Fare urbanistica dopo la crescita: riorganizzare gli spazi della produzione, riqualificare gli spazi aperti, gestire la convivenza con i processi di abbandono.
Il caso del distretto ceramico di Sassuolo
Dopo una lunga stagione di crescita estensiva, i territori dei distretti industriali mostrano l’emergere di nuove dinamiche. In alcuni casi, per effetto dei processi di globalizzazione della produzione assistiamo al trasferimento di numerosi segmenti di attività verso i paesi dove è inferiore il costo del lavoro, col conseguente svuotamento di spazi e infrastrutture, e il manifestarsi di diffuse dinamiche di abbandono. In altri casi, la riorganizzazione innovativa di alcune filiere produttive e l’emergere di nuove medie aziende leader generano nei territori nuove forme di domanda immobiliare, localizzativa e infrastrutturale che non sempre trovano risposte adeguate negli strumenti urbanistici esistenti.

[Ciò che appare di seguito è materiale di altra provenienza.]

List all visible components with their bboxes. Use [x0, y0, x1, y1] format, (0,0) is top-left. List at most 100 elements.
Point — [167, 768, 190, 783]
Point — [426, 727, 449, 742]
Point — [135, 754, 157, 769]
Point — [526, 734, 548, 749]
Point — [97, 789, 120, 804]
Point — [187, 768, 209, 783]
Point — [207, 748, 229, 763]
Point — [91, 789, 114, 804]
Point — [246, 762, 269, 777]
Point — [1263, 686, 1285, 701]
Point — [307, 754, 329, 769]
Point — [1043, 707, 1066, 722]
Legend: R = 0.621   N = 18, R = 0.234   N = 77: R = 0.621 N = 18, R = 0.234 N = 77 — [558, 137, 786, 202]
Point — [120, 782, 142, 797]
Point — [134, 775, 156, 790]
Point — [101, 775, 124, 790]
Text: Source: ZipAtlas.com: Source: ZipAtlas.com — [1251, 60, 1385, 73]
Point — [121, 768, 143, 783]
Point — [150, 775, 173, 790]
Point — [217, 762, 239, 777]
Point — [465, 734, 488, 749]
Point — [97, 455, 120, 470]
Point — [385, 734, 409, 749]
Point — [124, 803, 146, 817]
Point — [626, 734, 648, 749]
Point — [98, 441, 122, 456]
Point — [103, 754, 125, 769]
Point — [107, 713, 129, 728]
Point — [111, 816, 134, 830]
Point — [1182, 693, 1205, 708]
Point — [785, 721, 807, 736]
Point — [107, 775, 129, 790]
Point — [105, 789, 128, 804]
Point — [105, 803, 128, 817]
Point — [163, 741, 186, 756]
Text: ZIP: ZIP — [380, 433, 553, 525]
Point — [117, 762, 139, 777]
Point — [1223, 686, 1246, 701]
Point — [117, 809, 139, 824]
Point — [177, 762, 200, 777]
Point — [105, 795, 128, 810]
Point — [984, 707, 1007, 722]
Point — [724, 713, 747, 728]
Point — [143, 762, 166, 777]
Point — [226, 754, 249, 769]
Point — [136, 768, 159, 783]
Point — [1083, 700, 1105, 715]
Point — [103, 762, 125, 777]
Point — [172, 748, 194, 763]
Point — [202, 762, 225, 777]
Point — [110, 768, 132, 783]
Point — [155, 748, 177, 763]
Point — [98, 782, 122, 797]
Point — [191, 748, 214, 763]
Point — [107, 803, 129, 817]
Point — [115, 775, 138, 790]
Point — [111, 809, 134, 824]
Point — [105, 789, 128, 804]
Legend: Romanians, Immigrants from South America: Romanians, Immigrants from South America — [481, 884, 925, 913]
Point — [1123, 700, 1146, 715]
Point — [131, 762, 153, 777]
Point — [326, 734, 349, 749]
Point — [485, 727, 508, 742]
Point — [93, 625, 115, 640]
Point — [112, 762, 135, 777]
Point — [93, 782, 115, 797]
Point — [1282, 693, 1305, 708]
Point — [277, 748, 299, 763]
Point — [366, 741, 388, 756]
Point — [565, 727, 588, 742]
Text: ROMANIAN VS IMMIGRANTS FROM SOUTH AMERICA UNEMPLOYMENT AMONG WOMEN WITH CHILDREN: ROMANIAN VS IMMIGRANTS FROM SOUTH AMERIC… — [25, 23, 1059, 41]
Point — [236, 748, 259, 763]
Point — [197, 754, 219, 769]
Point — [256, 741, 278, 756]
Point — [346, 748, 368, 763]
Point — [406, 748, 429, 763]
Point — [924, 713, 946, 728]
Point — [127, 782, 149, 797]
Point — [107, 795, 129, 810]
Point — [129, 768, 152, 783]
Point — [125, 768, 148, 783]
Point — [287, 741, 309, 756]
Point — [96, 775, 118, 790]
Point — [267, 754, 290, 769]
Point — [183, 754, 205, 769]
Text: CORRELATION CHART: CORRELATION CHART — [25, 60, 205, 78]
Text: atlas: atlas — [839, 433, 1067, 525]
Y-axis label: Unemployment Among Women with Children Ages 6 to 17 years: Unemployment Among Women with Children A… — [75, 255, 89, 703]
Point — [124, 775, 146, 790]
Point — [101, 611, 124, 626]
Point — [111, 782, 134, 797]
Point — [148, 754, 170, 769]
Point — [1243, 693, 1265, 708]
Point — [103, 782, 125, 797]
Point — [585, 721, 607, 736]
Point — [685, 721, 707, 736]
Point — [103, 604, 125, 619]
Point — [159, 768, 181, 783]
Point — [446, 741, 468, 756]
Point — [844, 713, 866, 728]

In tale quadro, il laboratorio propone una riflessione su una porzione di urbanizzazione emiliana, caratterizzata dalla presenza del distretto industriale di Sassuolo – uno dei principali poli di produzione ceramica al mondo – interessato nell’ultimo decennio da marcati processi di riorganizzazione dei processi produttivi e da fortissime dinamiche di sottoutilizzo e dismissione degli spazi produttivi. In questo territorio gli studenti saranno invitati a svolgere un esercizio di progetto che interesserà più scale – muovendosi a seconda degli ambiti di studio dal territorio vasto, al tessuto edilizio, al singolo manufatto edilizio – e che si articolerà lungo tre principali traiettorie.
Una prima linea di lavoro sarà rivolta alla riorganizzazione dello spazio della produzione, e implica una riflessione sulle forme del riuso dei tessuti, dei suoli e degli edifici, sulla possibilità di localizzare nel territorio del distretto i nuovi formati produttivi, sulle domande emergenti nell’ambito delle imprese e del mercato immobiliare. Gli studenti saranno invitati a lavorare attraverso operazioni di sottrazione, sostituzione, aggiunta e infiltrazione di nuove funzioni. Una particolare attenzione verrà posta, più che alla composizione del singolo manufatto architettonico, alle relazioni tra i diversi edifici e tra gli edifici e gli spazi aperti, con riferimento a questioni diverse: la mixité funzionale, la sostenibilità e le prestazioni ecologiche, l’articolazione e l’arricchimento dei paesaggi dell’abitare e del produrre.
Una seconda linea di lavoro sarà rivolta al trattamento degli spazi aperti – siano essi lo spazio della strada industriale o commerciale, lo spazio incolto e abbandonato rimasto intercluso tra i capannoni, o lo spazio agricolo o dell’alveo fluviale verso cui si affacciano gli edifici industriali – teso tanto alla valorizzazione della loro naturalità e del loro ruolo ambientale, quanto al rafforzamento del contributo che essi possono dare alla costruzione di nuove condizioni di urbanità. In particolare si dovrà porre attenzione alla precisazione dei rapporti tra spazi aperti rurali e tessuti urbanizzati, tra spazio pubblico e spazio privato, tra luoghi centrali e infrastrutture.
Una terza linea di lavoro sarà infine dedicata allo studio di tutti quei tessuti urbanizzati, suoli e manufatti che per loro caratteristiche non potranno essere riutilizzati secondo le due linee precedentemente esposte, e che porranno quindi la questione di una convivenza tra le attività umane e lo scarto, il rifiuto, la rovina. Si tratterà in particolare di selezionare porzioni di urbanizzato da destinare a una sorta di declino programmato, e di disporre misure di demolizione selettiva, di bonifica e di rinaturalizzazione che sappiano misurarsi con le limitate risorse disponibili e che sappiano prefigurare un paesaggio adeguato e compatibile con gli scenari di sviluppo futuro del distretto.